City officials also say that AE’s transfers are akin to dividends paid by investor-owned utilities. In reality, utility sector dividends are closer to 5 percent than the 17 per- cent extracted from Austin Energy.

Questionab­le financial decisions are part of a pattern of poor policy decisions by council members who have no operationa­l utility experience. One prominent example: a $2.3 billion city contract for a wood-fueled generator that sits idle because its power is too expensive for AE to use. The huge cost of this white elephant is embedded in AE’s rates.

Because of another council policy, AE is burdened by overdue customer bills totaling $86 million — an amount that is ballooning by $1.3 million per month. Under utility best practices, payments are due within 16 days, but Austin offers payout plans for as long as three years.

Austin Energy’s high rates are the result of many factors, including expensive renewable energy mandates. However, the unrelentin­g use of the utility’s money for non-utility purposes is the main driving force behind AE’s inflated rates.

Excessive rates have many consequenc­es, including the obvious one that AE’s customers are paying too much.

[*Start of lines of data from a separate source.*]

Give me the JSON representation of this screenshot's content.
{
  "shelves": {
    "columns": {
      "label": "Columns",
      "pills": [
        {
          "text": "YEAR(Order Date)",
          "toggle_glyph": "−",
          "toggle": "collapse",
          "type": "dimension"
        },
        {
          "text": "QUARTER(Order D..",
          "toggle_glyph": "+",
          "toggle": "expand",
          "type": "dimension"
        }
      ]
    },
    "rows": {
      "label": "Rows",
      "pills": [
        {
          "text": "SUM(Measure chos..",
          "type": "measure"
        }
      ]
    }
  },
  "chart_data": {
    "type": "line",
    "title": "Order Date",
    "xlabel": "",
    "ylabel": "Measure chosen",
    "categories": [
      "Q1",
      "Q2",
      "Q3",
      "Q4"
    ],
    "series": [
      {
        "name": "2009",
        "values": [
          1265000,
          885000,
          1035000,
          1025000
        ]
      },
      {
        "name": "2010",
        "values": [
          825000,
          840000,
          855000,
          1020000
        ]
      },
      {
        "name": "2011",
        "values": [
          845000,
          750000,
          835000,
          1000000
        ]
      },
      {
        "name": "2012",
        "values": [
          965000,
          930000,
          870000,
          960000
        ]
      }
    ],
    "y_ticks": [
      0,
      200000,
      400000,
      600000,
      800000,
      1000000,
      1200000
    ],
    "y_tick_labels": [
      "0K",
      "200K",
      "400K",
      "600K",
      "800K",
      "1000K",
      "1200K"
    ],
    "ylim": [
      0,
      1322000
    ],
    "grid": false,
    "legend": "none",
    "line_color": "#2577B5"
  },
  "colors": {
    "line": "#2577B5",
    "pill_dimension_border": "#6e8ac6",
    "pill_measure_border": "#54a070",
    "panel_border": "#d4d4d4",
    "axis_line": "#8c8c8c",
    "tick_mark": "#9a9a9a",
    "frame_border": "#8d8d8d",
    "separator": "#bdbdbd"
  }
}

Nearby Round Rock is served by competitiv­e utilities that don’t spend 17 percent of their revenues on non-utility items. That’s why summer residentia­l rates for 1,500 watts in Round Rock are 30 percent lower than AE’s.

Since the City Council has depleted AE’s reserves and other resources, it can’t afford to offer competitiv­e rates to the utility’s big industrial customers. These companies are the source of thousands of good-paying jobs, but unaffordab­le rates may very well deter them from expanding.

Two years ago, the council enacted the biggest rate increase in Austin Energy’s history. Funding the transfers was a main reason for the increase. Without them, the increase could have been cut by half or more.

Despite commitment­s to making Austin more affordable, ongoing rate increases continue. Promises to keep Austin Energy’s rates below comparable state averages have been abandoned.

Are city officials amenable to normalizin­g Austin Energy by reducing transfers? No, they say, because — with no mention of cutting the city’s $3.5 billion budget — property tax increases would be needed to recoup the lost funds. It is curious that tax increases are suddenly controvers­ial, since the council has increased property tax collection­s by 35 percent over the past five years.

Under pressure from the state Legislatur­e, city officials are talking about making cosmetic changes to Austin Energy’s governance to emulate San Antonio’s CPS Energy. CPS Energy is run like a business, not the City Council’s piggy bank. Until AE is governed by an independen­t, qualified board with a stand-alone budget, nothing will change.

As yet, there is no sign council members will wake up before Austin Energy is deregulate­d by the Legislatur­e — which it ultimately will be — and the era of “free” $155 million transfers comes to an abrupt end.